Graphics Processing Units were created to draw images, text, and geometry onto the screen. This means they’re designed very differently than the CPUs that run applications. CPUs need to be good at following very complex recipes of instructions so they can deal with all sorts of user inputs and switch between tasks rapidly. GPUs are much more specialized. They only need to do a limited range of things, but each job they’re given can involve touching millions of memory locations in one go.
To see the difference between the kind of programs that run on CPUs and GPUs, think about a CPU reading from a text box. The CPU will sit waiting for you to press a key, and as soon as you do it might need to look in a list to figure out if there’s an autocomplete entry, check the spelling, or move to the next box if you hit return. This is a complex set of instructions with a lot of decisions involved.
By contrast, a typical GPU task would be drawing an image on-screen. A picture that’s 1,000 pixels wide and high has a million elements, and drawing it means moving all of those into the screen buffer. That’s a lot more work than just waiting for a key press, but it also involves a lot fewer decisions since you just need to move a large number of pixels from one place to another.
The differences in the kinds of tasks that CPUs and GPUs need to do means that they’re designed in very different ways. CPUs are very flexible and able to do a lot of complicated tasks involving decision-making. GPUs are less adaptable but can operate on large numbers of elements at once, so they can perform many operations much faster.

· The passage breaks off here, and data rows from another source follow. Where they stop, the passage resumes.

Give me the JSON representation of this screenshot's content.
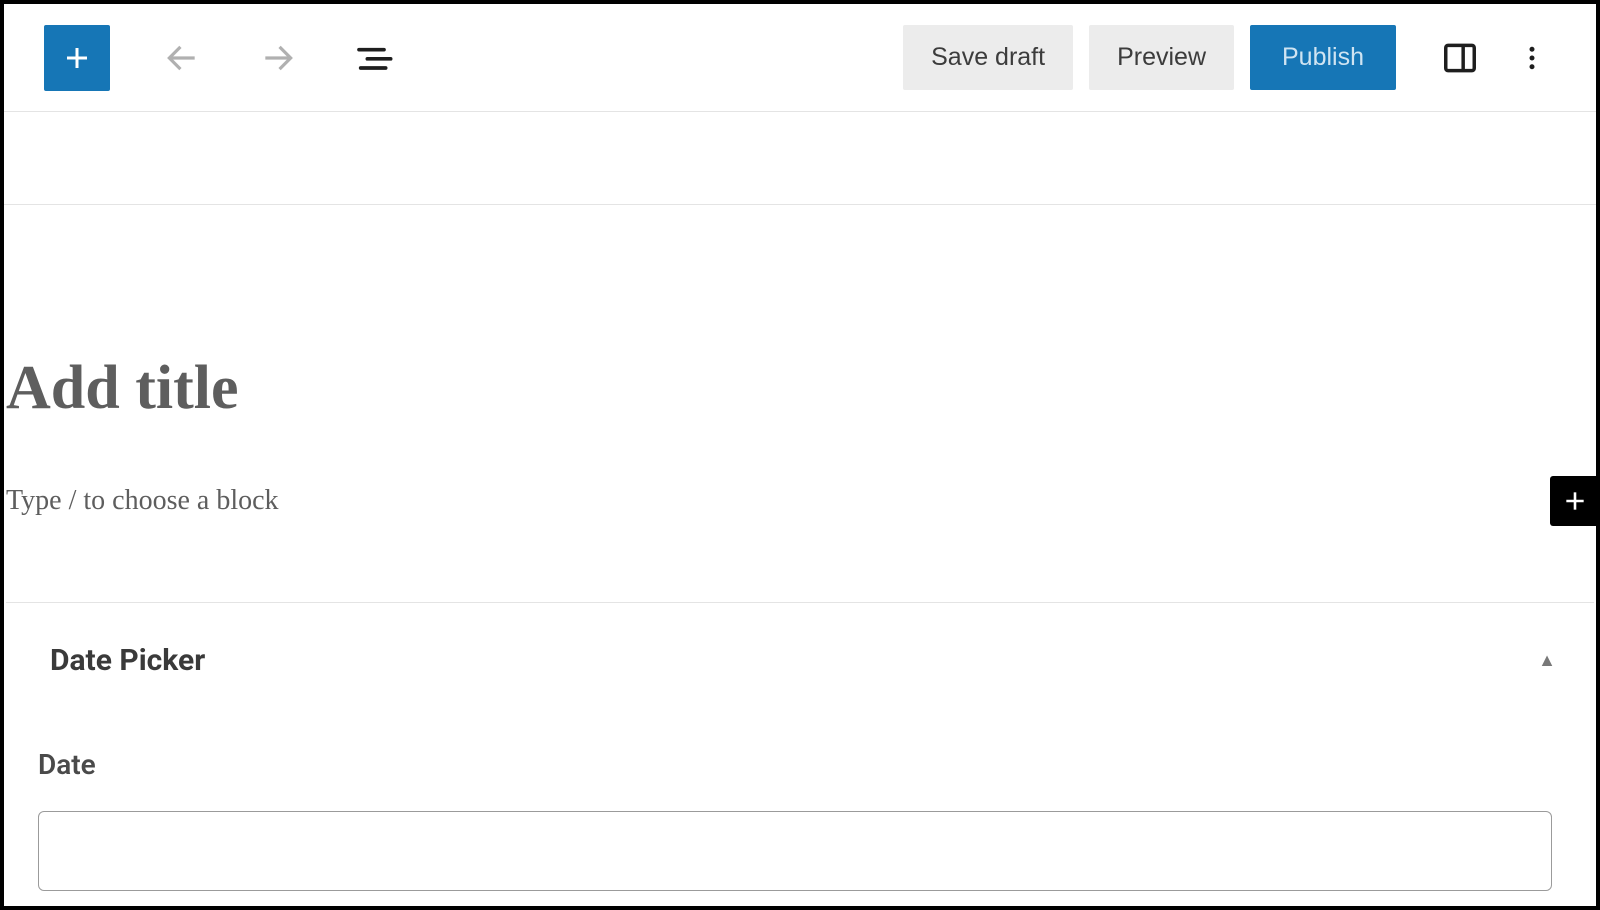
{
  "toolbar": {
    "save_draft_label": "Save draft",
    "preview_label": "Preview",
    "publish_label": "Publish"
  },
  "editor": {
    "title_placeholder": "Add title",
    "block_placeholder": "Type / to choose a block"
  },
  "panel": {
    "title": "Date Picker",
    "field_label": "Date",
    "field_value": ""
  }
}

The way GPUs achieve this flexibility is that they break their tasks into much smaller components that can be shared across a large set of many small processors running at once. Because the jobs they’re being asked to do are simpler than CPUs, it’s easy to automatically split them up like this. As an example you can imagine having hundreds of little processors, each of which is given a tile of an image to draw. By having them work in parallel, the whole picture can be drawn much faster.
The key advantage of GPUs is this scalability. They can’t do every job, but for the ones they can tackle, you essentially can just pack in more processors on the board to get faster performance. This is why video cards that are capable of handling the high resolutions and framerates you need for VR are more expensive, they have more (and individually faster) processors to handle those larger sizes as you go up in price. This scalability is harder to do on CPUs because it’s much trickier to break up the logic needed to run applications into smaller jobs.
This is a painfully simplified explanation I know, but I’m hoping to get across what makes GPUs fundamentally different from CPUs. If you have a task that involves a lot of computation but few decision points, then GPUs are set up to parallelize that job automatically. This is clearest in graphics, but also comes up as part of deep learning, where there are similar heavy-lifting requirements across millions of artificial neurons. As Moore’s Law continues to fade, leaving CPU speeds to languish, these sort of parallel approaches will become more and more attractive.
Pingback: CPU Vs GPU – Artifacting
Pete. Love your blog especially the deep learning with 8-bit arithmetic posts. Can you say something about the TensorFlow Processing Unit (TPU) which is receiving increasing attention in the media but not a lot of details?
Interesting read. The CPU/GPU separation made me think about the dorsal and ventral streams in the brain. https://en.wikipedia.org/wiki/Two-streams_hypothesis
this is a somewhat general question.. if i take a network that say takes 500×500 sized patches, how do i extend that network to take in say 1920×1080 sized patches. is there a formal procedure for this?